Lund University researcher Daniel Conley has received a prestigious award from the American Pew Charitable Trusts. With the help of the award money, Daniel Conley will evaluate a number of new technical solutions to help reduce oxygen depletion in the Baltic Sea.
Professor Daniel Conley has been awarded USD 150 000 from the Pew Charitable Trusts in the USA. The money will go to his research on oxygen depletion in the Baltic Sea. For a number of years, Professor Conley’s research has focused on how to tackle the problem of dead seabeds. Daniel Conley is a biogeochemist and conducts research on the flow of nutrients on land and in the sea. He works at the Department of Earth and Ecosystem Sciences at Lund University.
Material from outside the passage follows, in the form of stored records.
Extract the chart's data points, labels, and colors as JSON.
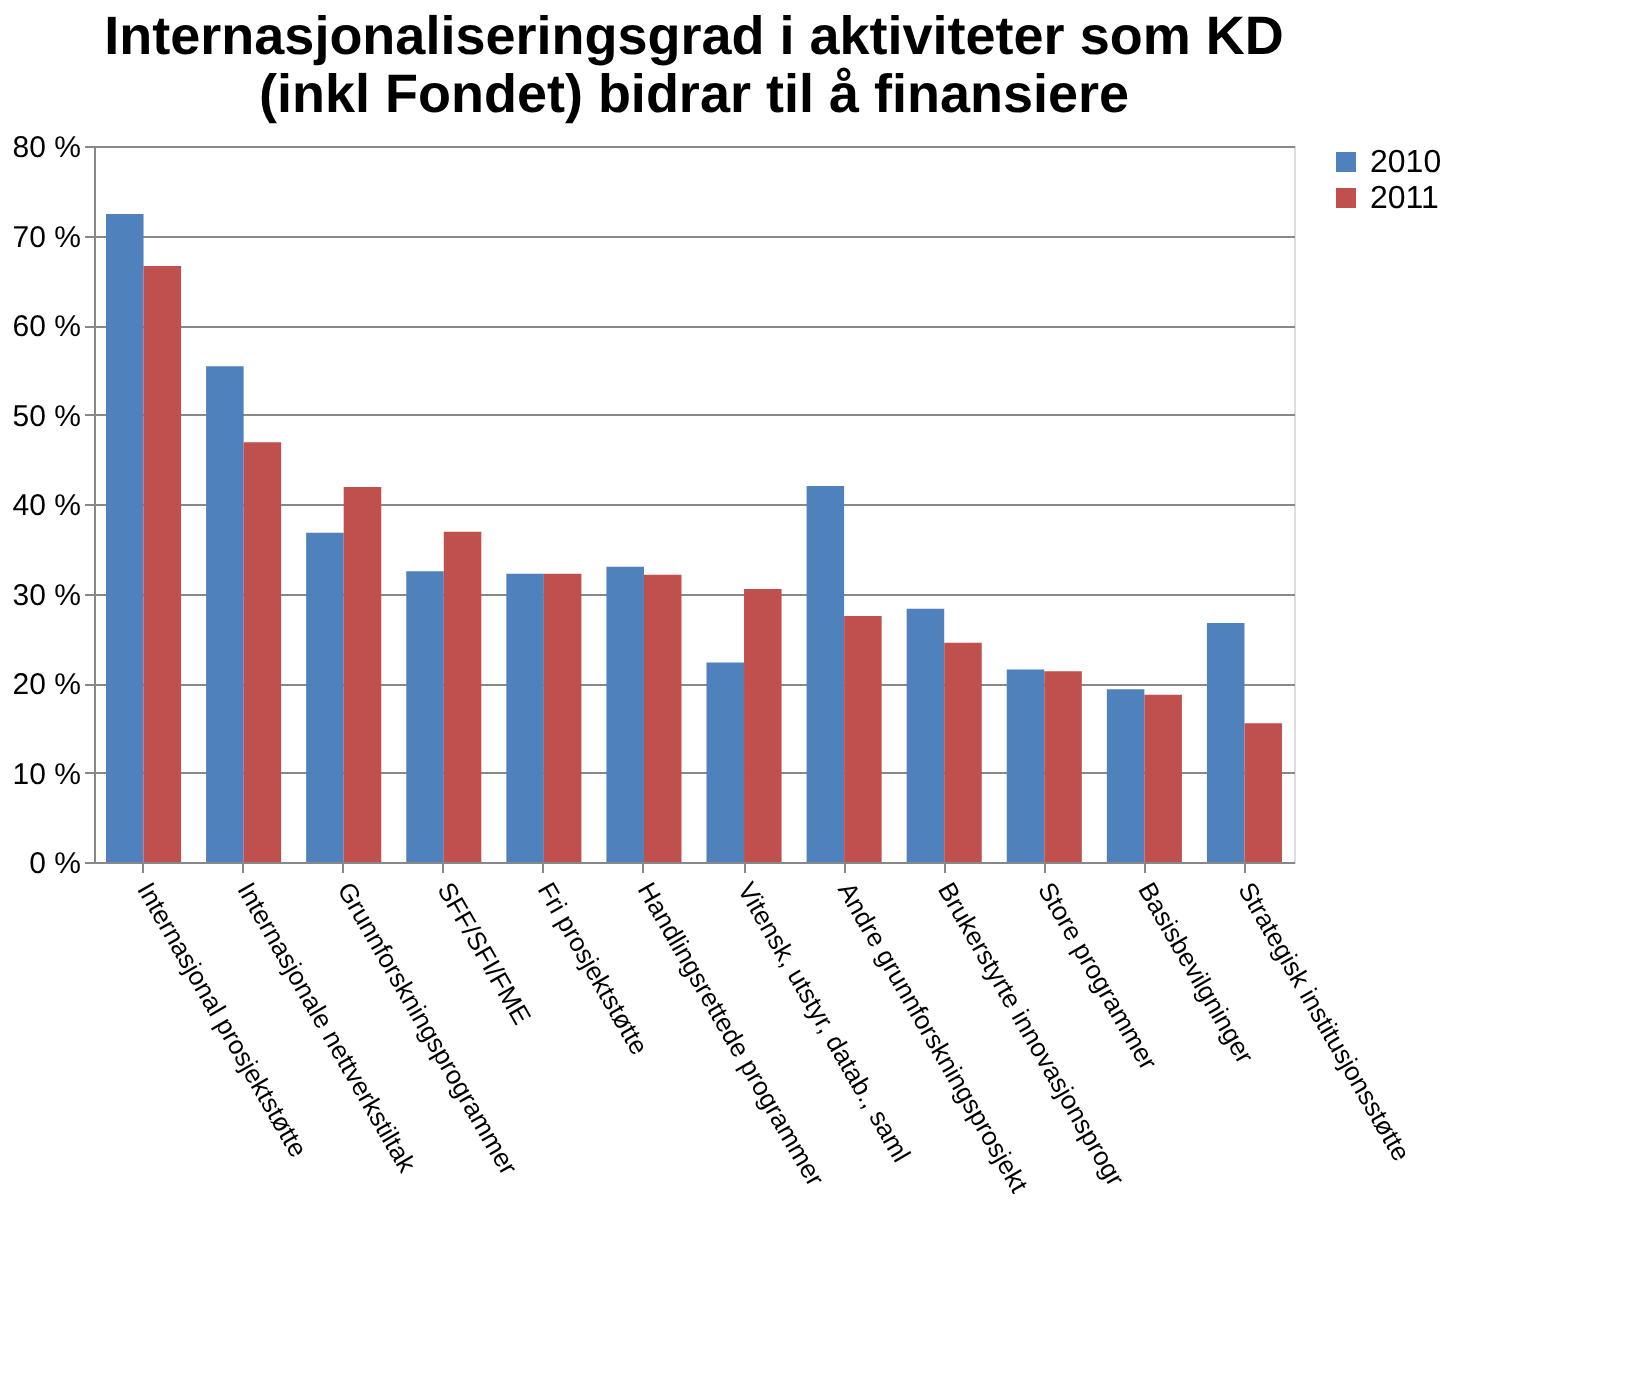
{
  "chart_data": {
    "type": "bar",
    "title": "Internasjonaliseringsgrad i aktiviteter som KD (inkl Fondet) bidrar til å finansiere",
    "categories": [
      "Internasjonal prosjektstøtte",
      "Internasjonale nettverkstiltak",
      "Grunnforskningsprogrammer",
      "SFF/SFI/FME",
      "Fri prosjektstøtte",
      "Handlingsrettede programmer",
      "Vitensk, utstyr, datab., saml",
      "Andre grunnforskningsprosjekt",
      "Brukerstyrte innovasjonsprogr",
      "Store programmer",
      "Basisbevilgninger",
      "Strategisk institusjonsstøtte"
    ],
    "series": [
      {
        "name": "2010",
        "color": "#4f81bd",
        "values": [
          72.4,
          55.4,
          36.8,
          32.5,
          32.2,
          33.0,
          22.3,
          42.0,
          28.3,
          21.5,
          19.3,
          26.7
        ]
      },
      {
        "name": "2011",
        "color": "#c0504d",
        "values": [
          66.6,
          46.9,
          41.9,
          36.9,
          32.2,
          32.1,
          30.5,
          27.5,
          24.5,
          21.3,
          18.7,
          15.5
        ]
      }
    ],
    "ylim": [
      0,
      80
    ],
    "yticks": [
      {
        "value": 0,
        "label": "0 %"
      },
      {
        "value": 10,
        "label": "10 %"
      },
      {
        "value": 20,
        "label": "20 %"
      },
      {
        "value": 30,
        "label": "30 %"
      },
      {
        "value": 40,
        "label": "40 %"
      },
      {
        "value": 50,
        "label": "50 %"
      },
      {
        "value": 60,
        "label": "60 %"
      },
      {
        "value": 70,
        "label": "70 %"
      },
      {
        "value": 80,
        "label": "80 %"
      }
    ],
    "grid": "y",
    "legend": "right"
  }
}
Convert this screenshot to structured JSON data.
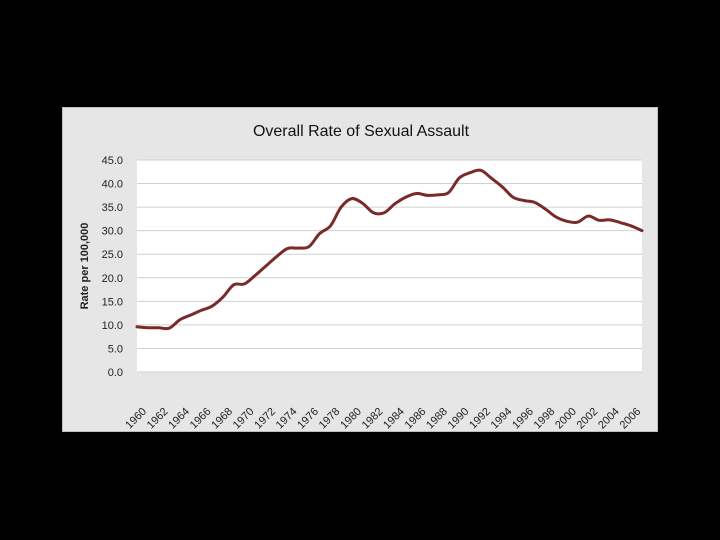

The reason for the oxygen depletion in the Baltic Sea is the large input of nutrients from the land to the sea, primarily from agriculture and fossil fuels. The nutrients cause eutrophication in the sea; algae grow rapidly when there is a greater supply of nutrients, but when the algae die and rot on the seabed, large amounts of oxygen are used in the rotting process, which leads to a lack of oxygen. When there is little oxygen, animals and plants cannot live there and problems of dead seabeds arise. The dead seabeds in the Baltic are the world’s most extensive example of oxygen depletion resulting from human emissions.
Now Daniel Conley will carry out a three-year scientific evaluation of a number of methods that aim to remedy the dead seabeds in the Baltic Sea. Daniel Conley will investigate the effectiveness and cost of the methods, as well as the impact on animals and plants. In addition, he will compare new technical solutions with more traditional methods.
In recent years a number of new technical solutions to the problem of oxygen depletion in the sea have been proposed and tested, in addition to the more traditional methods that are first and foremost about trying to reduce the transfer of nutrients from the land. One example of a new solution is to actively introduce oxygen gas into the water at depth in order to reduce oxygen depletion on the seabeds.